An “Interfaith Marriage” Limerick

This is my second holiday season with wife number three. Last year we didn’t do much. We were coming off of our wedding and honeymoon in October. We lit a menorah for Hanukkah and hung some stockings, but we were not especially festive. This year, my darling wife wanted to get more into it and she wanted to put up a tree – a fresh real tree. She has an artificial tree which she has put up before, however, it is in the attic and it is a pain in the butt to schlep down and assemble. So she decided it was going to be an brought in fresh from Oregon fir tree. Hey, I’m good with whatever she wants and we have a truck. Besides, it would be my first real Christmas tree.

Wife #1 is very Jewish. There is a better chance that Jesus would show up at her door than her ever having a Christmas tree. Besides, she is a Scroogette extraordinaire – makes the Grinch look like one of Santa’s elfs.

Wife #2 self converted to Judaism and she became overly festive for Hanukkah. She had so many menorahs that if she lit them all they could light up a runway at the airport. This led to her being banned by me from going to Jewish gift shops. When her grandkids were with us, she put up stockings for the kids. No tree.
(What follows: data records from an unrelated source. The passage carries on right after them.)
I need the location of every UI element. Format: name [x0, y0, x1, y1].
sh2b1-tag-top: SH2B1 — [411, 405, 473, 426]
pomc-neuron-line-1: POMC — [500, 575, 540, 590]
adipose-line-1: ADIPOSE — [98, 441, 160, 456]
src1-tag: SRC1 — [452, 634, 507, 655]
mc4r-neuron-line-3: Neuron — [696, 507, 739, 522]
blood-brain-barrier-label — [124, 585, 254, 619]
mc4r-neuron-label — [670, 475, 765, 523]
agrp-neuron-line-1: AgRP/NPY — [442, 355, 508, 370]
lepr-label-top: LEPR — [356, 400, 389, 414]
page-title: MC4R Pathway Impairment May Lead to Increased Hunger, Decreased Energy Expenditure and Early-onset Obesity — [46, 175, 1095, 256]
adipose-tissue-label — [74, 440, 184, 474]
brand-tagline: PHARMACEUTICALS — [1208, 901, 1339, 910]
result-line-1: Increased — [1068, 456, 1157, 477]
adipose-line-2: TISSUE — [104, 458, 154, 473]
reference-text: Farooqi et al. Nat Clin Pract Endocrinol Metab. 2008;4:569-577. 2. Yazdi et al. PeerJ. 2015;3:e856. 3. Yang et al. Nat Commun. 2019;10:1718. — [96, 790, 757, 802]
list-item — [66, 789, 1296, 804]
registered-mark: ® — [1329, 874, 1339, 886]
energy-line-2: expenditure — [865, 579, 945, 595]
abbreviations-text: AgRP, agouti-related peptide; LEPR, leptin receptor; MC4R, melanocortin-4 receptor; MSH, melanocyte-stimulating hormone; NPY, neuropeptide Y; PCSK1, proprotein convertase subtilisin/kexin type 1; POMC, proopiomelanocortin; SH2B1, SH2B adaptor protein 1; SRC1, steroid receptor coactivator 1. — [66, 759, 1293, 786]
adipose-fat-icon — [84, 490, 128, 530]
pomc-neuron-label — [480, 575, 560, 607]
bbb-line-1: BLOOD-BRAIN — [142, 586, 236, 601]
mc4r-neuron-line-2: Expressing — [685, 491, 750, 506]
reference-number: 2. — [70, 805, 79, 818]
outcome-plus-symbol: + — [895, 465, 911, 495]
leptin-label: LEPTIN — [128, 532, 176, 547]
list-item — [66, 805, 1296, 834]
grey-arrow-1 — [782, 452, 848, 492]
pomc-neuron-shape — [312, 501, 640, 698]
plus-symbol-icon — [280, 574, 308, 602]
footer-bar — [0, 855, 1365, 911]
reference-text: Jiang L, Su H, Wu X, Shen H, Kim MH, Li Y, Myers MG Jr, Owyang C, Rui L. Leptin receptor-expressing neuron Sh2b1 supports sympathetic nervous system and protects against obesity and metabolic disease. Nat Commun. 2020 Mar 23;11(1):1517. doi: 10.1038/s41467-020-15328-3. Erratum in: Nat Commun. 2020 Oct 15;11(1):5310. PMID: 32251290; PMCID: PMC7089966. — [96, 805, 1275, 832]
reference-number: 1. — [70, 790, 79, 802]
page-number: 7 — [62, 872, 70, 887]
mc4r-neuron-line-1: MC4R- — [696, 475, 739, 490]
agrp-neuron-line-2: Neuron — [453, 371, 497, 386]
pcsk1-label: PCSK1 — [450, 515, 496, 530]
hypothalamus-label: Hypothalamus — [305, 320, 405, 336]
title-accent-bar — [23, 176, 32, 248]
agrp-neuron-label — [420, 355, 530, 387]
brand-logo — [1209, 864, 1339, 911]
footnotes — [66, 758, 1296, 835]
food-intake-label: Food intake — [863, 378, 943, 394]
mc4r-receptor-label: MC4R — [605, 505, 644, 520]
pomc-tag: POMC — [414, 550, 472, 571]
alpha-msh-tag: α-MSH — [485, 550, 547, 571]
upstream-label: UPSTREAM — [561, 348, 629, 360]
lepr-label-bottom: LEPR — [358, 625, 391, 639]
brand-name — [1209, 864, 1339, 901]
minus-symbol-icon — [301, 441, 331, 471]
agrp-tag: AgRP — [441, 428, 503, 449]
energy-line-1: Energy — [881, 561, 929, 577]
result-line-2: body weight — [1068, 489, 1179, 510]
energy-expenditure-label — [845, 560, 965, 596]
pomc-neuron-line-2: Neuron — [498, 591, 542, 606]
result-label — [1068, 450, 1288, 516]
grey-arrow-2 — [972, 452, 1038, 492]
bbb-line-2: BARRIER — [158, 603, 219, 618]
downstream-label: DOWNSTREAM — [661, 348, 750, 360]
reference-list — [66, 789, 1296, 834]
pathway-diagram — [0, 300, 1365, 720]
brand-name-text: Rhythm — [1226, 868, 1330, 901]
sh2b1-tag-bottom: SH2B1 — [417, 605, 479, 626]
Wife #3 was raised Catholic and despite personal differences with the Catholic Church, she remains a Christian. There is a crucifix over the front door and a mezuzah on the doorpost. When we got married we had a minister and a rabbi. She is open minded and so am I. We have a great interfaith marriage.

We put up my first Christmas tree,
And I must say, it is something to see.
Despite both of our quirks
Our interfaith marriage works…
My wife uses more Yiddish than me!

Once she learned how much fun it is to say schtup, putz, schmuck, and her favorite, farkakte, it flows out of her like she’s Madeline Kahn in a Mel Brooks movie.

Ashley House 062

A “Spin The Dreidel” Limerick

My favorite part of Hanukkah is playing Spin The Dreidel. The dreidel, or sevivon in Hebrew, is a four-sided spinning top that children play with on Hanukkah. Each side is imprinted with a Hebrew letter. These letters are an acronym for the Hebrew words נס גדול היה שם (Nes Gadol Haya Sham, “A great miracle happened there”), referring to the miracle of the oil that took place in the Beit Hamikdash. The way I play it involves another miracle of sorts – the miracle of carnal fun.

This is how I play Spin The Dreidel. It is a parlor game that is best played in the bedroom but is not limited to the bedroom. It is played with “partners,” so to speak – husbands and wives, boyfriends and girlfriends, and other consensual relationships. The rules according to Joel are this – one of the players spins the dreidel. If it comes up with a Hebrew letter showing, that player gets to have sex with their partner. I guess you could call it Hanukkah foreplay and it is in the Hanukkah tradition of “lighting a fire.”

My first wife was not a big fan of the game. Sex was not a game to her though she had her own set of rules for it. Her rules did involve a holiday. Her idea of good sex was to hop in the sack at five minutes before midnight on New Year’s Eve and finish up at five minutes after – that way she could knock off two years in ten minutes. She did not play Spin The Dreidel. She played Hide The Dreidel.

Wife Number 2 was a self-converted Jew and she loved to play Spin The Dreidel. She kept a dreidel on the kitchen table, the coffee table, the nightstand, in her purse and in her pocket. She was always ready to give it a spin. The fact that I survived eight nights of Hanukkah was a miracle.

Now my third wife is enjoying our interfaith marriage and she celebrates the Jewish holidays with me and I celebrate the Christian holidays with her. I must say that it doesn’t take a whole lot for non-Jewish people to grasp the concept of eight nights of gift giving, especially when they are on the receiving end. Being that we are newlyweds and I am a pushover…But she is not too keen on playing Spin The Dreidel. It has more to do with menopause than an aversion for sex (or me.) She takes such good care of me that this is one of those “you have to take the bad with the good” situations. Hey, she gave me golf lessons for an anniversary present. The tradeoff is in my favor – eighteen holes whenever I want in exchange for leaving one alone. So when I ask her if she wants to play Spin The Dreidel, she usually responds with her favorite remark, “Kravitz, you’re an idiot” and then follows it up with, “Go play with yourself.” I think she means, “Go play by yourself.”

Anyway, all this thinking about playing Spin The Dreidel led to this:

Here’s how Spin The Dreidel is played.
The players literally have it made.
If it comes up a Hebrew letter
The game gets better…
And the players are going to get laid!